With robots displacing unskilled workers, the income share of owners of capital might go up; so will, as we have mentioned the incomes of creative and skilled workers. With unskilled workers crowding into sectors not yet touched by AI or subsisting though crumbs provided for the unemployed by the welfare state, we can imagine that a large part of the population will stagnate at low levels of income.
In their case, AI will also provide the ‘opium’ in the form of attractive chatbots and other ‘toys’ which will help dull their misery; it will do their shopping, make their financial decisions and unburden their children of the responsibility of doing their own homework. In other words, there is a real chance of brain development being impeded for a large section of the human population.
The vacuum left by the disappearance of religion from people’s lives is thus being taken by AI. And like religion in many cases, it is serving the interests of those who intend to dominate the economy and society.
What is the answer to AI assuming the role of a Leviathan? First, it might be necessary to ensure the regulated use of AI in educational institutions.
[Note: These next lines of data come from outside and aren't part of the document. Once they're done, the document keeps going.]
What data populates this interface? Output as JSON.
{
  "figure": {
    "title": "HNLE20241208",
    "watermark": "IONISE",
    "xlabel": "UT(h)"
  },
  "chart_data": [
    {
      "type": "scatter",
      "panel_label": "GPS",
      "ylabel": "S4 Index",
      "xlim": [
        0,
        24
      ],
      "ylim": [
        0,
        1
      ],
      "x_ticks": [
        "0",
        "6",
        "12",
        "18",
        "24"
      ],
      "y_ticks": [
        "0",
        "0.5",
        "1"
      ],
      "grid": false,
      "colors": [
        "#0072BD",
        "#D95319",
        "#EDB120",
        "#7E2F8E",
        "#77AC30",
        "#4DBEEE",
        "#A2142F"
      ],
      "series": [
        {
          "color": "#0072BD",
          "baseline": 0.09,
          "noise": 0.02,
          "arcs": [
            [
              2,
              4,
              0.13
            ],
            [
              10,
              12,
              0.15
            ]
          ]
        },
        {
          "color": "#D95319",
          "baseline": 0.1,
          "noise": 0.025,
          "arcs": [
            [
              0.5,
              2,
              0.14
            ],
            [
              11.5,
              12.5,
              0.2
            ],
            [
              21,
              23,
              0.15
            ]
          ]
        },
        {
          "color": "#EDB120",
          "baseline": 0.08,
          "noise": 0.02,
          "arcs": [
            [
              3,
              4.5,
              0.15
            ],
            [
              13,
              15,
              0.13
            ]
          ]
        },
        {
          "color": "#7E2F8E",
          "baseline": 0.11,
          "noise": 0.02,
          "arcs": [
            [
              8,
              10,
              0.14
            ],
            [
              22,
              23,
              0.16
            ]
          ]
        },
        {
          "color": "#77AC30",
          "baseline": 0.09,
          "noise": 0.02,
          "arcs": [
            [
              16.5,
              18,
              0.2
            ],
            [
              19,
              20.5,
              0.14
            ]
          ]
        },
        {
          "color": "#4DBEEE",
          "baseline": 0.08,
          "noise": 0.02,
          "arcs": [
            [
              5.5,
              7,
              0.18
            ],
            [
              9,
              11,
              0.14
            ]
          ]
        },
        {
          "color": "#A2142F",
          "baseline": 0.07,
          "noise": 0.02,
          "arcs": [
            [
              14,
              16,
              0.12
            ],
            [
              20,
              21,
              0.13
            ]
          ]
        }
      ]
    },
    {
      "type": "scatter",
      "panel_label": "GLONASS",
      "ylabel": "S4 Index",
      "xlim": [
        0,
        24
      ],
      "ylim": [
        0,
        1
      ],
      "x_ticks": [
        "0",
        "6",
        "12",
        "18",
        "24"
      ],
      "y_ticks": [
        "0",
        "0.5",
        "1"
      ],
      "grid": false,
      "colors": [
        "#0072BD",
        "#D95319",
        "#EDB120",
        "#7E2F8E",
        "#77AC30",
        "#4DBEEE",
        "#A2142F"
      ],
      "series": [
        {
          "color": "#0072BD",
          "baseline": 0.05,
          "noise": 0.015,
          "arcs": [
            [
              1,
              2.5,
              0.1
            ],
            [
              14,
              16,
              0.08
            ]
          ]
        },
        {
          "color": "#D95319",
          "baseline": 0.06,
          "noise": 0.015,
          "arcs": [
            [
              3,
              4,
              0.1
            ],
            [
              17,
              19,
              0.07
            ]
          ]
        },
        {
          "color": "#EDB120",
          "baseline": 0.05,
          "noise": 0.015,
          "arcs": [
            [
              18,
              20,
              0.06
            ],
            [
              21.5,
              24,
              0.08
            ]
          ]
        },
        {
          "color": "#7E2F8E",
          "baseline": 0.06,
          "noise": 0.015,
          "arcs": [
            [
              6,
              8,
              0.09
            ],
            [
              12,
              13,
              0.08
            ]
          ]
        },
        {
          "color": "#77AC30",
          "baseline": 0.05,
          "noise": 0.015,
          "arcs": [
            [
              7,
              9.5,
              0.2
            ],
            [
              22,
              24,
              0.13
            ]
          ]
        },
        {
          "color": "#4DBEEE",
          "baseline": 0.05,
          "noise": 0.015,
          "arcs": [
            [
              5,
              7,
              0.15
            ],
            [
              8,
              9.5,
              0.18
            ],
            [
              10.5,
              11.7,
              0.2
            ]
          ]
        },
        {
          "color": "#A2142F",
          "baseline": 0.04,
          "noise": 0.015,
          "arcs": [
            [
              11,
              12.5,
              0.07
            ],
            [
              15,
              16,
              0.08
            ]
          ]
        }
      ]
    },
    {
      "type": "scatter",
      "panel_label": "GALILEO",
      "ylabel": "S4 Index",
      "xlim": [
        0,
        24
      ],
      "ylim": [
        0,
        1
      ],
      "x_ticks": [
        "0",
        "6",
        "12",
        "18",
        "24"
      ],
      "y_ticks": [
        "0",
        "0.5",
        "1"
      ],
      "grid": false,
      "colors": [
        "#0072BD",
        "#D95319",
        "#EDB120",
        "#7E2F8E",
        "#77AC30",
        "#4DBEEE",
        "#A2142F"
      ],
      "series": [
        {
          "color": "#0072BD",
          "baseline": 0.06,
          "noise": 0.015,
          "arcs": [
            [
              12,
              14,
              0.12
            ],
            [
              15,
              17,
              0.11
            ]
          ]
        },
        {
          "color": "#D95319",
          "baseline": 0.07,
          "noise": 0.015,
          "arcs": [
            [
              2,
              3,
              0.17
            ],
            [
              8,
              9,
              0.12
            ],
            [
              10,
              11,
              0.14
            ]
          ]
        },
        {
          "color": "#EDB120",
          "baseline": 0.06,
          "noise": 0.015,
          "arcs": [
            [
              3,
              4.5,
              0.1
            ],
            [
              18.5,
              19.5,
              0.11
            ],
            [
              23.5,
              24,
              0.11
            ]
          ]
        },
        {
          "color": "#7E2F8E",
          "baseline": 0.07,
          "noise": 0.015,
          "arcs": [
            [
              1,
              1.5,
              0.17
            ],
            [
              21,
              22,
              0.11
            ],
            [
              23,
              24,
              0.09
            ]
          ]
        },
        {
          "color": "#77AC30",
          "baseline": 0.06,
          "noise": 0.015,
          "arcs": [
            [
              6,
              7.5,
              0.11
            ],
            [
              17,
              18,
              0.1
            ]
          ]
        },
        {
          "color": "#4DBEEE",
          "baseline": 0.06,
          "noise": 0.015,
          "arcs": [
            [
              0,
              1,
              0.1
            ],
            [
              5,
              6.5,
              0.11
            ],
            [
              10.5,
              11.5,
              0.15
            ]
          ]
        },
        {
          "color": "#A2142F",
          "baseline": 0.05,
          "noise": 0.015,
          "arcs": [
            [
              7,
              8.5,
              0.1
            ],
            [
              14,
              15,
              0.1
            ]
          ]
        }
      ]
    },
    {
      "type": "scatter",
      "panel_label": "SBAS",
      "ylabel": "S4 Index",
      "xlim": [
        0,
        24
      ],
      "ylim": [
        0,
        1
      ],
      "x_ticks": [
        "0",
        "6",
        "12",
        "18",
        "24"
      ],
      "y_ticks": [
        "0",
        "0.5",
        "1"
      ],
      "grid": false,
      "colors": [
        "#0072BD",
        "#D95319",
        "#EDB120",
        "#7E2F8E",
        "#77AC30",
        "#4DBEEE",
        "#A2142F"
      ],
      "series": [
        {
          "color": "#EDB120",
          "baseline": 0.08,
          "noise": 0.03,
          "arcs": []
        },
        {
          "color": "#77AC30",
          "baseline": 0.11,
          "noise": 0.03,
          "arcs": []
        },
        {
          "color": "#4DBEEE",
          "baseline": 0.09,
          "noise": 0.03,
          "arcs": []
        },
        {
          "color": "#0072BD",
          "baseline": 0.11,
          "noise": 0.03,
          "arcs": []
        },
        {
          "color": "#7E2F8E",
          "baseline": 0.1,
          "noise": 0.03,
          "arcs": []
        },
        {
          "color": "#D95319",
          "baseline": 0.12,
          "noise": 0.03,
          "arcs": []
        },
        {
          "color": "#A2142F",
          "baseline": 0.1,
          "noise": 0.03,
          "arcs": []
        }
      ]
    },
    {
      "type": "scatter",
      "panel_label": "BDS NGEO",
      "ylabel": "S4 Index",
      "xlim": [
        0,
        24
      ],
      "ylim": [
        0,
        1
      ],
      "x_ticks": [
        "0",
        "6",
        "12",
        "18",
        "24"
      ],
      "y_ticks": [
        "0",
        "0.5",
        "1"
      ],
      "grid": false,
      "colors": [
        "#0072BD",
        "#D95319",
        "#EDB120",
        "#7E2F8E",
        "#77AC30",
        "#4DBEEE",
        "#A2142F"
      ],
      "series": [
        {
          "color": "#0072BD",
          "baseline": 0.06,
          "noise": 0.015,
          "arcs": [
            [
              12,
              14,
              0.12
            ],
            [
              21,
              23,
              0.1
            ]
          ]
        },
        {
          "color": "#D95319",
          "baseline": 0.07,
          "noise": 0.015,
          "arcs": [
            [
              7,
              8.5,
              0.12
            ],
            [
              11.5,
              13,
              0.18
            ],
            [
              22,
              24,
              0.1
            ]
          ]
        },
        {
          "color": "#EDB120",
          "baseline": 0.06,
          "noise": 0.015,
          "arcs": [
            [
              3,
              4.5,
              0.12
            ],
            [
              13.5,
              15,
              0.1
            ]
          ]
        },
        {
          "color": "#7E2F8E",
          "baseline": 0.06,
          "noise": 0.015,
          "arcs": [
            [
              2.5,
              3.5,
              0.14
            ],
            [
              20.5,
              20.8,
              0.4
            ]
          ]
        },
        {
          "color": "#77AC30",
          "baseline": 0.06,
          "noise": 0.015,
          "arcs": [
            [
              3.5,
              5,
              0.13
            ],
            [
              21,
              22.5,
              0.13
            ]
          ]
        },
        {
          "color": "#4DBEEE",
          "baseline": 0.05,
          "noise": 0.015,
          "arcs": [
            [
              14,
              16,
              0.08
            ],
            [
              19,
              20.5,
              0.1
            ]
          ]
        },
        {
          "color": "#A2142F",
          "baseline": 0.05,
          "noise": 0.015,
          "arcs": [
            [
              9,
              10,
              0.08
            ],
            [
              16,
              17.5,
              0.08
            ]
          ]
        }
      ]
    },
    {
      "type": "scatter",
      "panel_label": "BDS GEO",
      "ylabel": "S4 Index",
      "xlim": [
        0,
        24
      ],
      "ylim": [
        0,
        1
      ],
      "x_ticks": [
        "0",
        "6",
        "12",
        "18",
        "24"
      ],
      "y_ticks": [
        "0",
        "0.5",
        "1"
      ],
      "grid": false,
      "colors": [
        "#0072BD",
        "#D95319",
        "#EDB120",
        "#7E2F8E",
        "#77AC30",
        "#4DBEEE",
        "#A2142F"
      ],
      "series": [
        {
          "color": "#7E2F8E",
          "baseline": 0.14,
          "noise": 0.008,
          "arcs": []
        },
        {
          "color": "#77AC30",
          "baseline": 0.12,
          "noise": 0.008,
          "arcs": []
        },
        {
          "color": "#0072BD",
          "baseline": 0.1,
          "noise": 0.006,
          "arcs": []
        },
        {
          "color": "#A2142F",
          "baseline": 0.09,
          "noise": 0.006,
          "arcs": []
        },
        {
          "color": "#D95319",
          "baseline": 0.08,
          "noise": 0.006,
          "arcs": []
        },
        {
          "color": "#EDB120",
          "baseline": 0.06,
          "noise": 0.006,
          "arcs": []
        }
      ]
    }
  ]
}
This would involve long screen free hours in schools and universities, with students using the conventional instruments of pen and paper along with access to offline instruction.
This would promote attentiveness and creativity, and therefore the nourishment of the brain. The use of tablets and mobile phones should be limited to certain times of the day.
Humans would also need to be warned about having their daily lives being run by AI butlers as this might be a way to promote certain commercial interests. As mentioned, people might get addicted to interaction with seductive chatbots: this can cause problems with focus, memory, and learning as well as decision-making and judgment. Creating mass awareness of this danger might be necessary.